In a diversified portfolio, you probably own a few funds that you are taking a risk with - something in the emerging markets, an international fund or a hybrid of the two. Good advice has always suggested that some limited exposure to what occurs in far-away places adds some seasoning to an otherwise straightforward portfolio. Little did many of us know until recently was that this sort of investment will do better because it is so far out of our field of expertise.
Perhaps the worst thing that can happen to a mutual fund manager is the reaction of the herd or herd mentality. Once the herd begins to move in one direction or the other, hence the description, there is little anyone can do to stop the momentum from gaining speed. I don't need to tell you that the most recent example of just such a herd reaction was during the most recent downturn. Once the well-informed investors began to retreat, other investors, via the alerts from the media, began to follow.
For a mutual fund manager, this is the worst of all possible events. Keep in mind, most mutual funds don't keep a lot of cash laying around. When the occasional investor exists, they sell something and pay them off. But when an entire herd heads for the door, the selling simply opens the market wound wider and the bloodbath begins.
Hedge funds don't allow this to happen which allows them to take a position that might be contrary to what the markets are doing. In other words, they can buy what you don't want and sell what you think is hot and make money on either end of the investment equation. But the ability to do this is made possible by the knowledge that their underlying portfolio is not affected by the herd. That's not to say that their investors don't panic, but the lock-up keeps them from mucking up the plan - for the hedge fund manager and the other investors - by trying to head for the door when they probably should be buying more.

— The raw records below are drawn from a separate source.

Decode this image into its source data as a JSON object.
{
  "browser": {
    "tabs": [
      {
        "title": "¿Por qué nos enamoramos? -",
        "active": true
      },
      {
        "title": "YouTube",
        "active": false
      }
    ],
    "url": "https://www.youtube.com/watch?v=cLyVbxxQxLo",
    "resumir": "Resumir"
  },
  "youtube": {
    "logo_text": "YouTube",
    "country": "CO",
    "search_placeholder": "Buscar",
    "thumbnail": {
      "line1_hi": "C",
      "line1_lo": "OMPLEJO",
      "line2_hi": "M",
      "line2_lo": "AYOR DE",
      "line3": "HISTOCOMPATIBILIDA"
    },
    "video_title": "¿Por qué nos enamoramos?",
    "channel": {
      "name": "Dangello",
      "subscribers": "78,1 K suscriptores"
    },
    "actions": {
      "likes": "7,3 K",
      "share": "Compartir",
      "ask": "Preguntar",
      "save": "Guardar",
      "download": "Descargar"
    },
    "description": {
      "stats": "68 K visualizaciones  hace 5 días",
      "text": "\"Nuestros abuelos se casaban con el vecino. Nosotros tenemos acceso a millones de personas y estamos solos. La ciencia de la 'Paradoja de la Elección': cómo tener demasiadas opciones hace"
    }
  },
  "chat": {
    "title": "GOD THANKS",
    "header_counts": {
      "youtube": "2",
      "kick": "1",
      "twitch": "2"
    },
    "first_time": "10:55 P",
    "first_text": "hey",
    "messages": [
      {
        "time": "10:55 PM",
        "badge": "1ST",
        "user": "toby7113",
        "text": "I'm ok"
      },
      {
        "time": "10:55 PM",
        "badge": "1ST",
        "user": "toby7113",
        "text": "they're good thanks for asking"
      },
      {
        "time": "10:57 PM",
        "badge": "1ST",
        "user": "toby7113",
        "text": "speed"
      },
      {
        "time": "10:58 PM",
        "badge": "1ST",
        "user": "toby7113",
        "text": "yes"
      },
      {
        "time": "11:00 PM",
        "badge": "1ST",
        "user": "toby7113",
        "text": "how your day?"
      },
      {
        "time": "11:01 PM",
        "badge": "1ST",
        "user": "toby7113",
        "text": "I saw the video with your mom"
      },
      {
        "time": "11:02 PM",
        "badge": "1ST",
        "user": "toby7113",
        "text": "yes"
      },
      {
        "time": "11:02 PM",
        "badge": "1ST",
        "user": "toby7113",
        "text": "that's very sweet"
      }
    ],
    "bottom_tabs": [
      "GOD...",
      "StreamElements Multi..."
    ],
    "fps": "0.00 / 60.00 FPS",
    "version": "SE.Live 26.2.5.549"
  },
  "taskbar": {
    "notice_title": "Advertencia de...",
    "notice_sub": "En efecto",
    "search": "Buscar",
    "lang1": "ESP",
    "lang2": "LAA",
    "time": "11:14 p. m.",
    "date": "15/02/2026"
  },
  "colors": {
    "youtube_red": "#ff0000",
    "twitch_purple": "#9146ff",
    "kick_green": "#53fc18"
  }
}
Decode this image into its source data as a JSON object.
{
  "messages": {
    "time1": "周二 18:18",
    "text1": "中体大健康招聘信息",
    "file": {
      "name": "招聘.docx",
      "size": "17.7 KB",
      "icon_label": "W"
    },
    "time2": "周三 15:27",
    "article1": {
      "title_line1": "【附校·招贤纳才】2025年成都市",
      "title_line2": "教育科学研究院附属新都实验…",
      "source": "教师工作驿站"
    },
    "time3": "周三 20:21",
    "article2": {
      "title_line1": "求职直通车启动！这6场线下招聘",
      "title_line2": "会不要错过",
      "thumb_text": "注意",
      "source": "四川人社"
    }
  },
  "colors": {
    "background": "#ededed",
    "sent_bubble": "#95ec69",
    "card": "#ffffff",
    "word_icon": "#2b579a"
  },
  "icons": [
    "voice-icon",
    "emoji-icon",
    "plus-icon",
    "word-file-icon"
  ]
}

Now what Ferreira, Massa and Matos discovered was a sort of geographic lock-up. The farther away from the fund the actual investor was, the higher the likelihood that they would allow the fund, with the local address to do what it needed to do without interference. In other words, the less you knew about what was happening, the better the fund was likely to do. Distance turned these far-away funds into de facto hedge-funds.
In a nod to the hedge fund industry, they wrote: “This intuition is similar to the one proposed for hedge funds: Hedge funds take advantage of mutual fund investors’ fire sales. When mutual funds are forced to sell to meet redemption calls, hedge funds buy the assets liquidated at fire sale prices (Chen, Hanson, Hong, and Stein, 2008). The fact that mutual funds intermediate a way higher fraction of asset under management than hedge funds suggests that this effect represents a large-scale “limits of arbitrage” phenomenon, way more important for the economy.”
In other words, mutual fund managers who essentially swoop into a location, buy what they think is a good buy (not saying that their research is faulty) and fly back to the home office, lack the physical understanding that a geographic embeddedness offers. In other words, if you live there, you know better what is going on. Even in a global economy with the world seemingly wired to give you information in a split second, being somewhere is still better in terms of investments.
As I said when I began, this is not a recommendation to put whatever you have in places far away from where you live. But rather a shortfall of what we understand about where we invest. If there had been lock-ups in place for mutual funds, there is a distinct possibility that the downturn would not have been as severe. While hedge funds use lock-ups to prevent investors from forcing redemptions of what would be illiquid investments, mutual funds could use the same rule to control herd mentality and protect the patient, long-term investor in the process.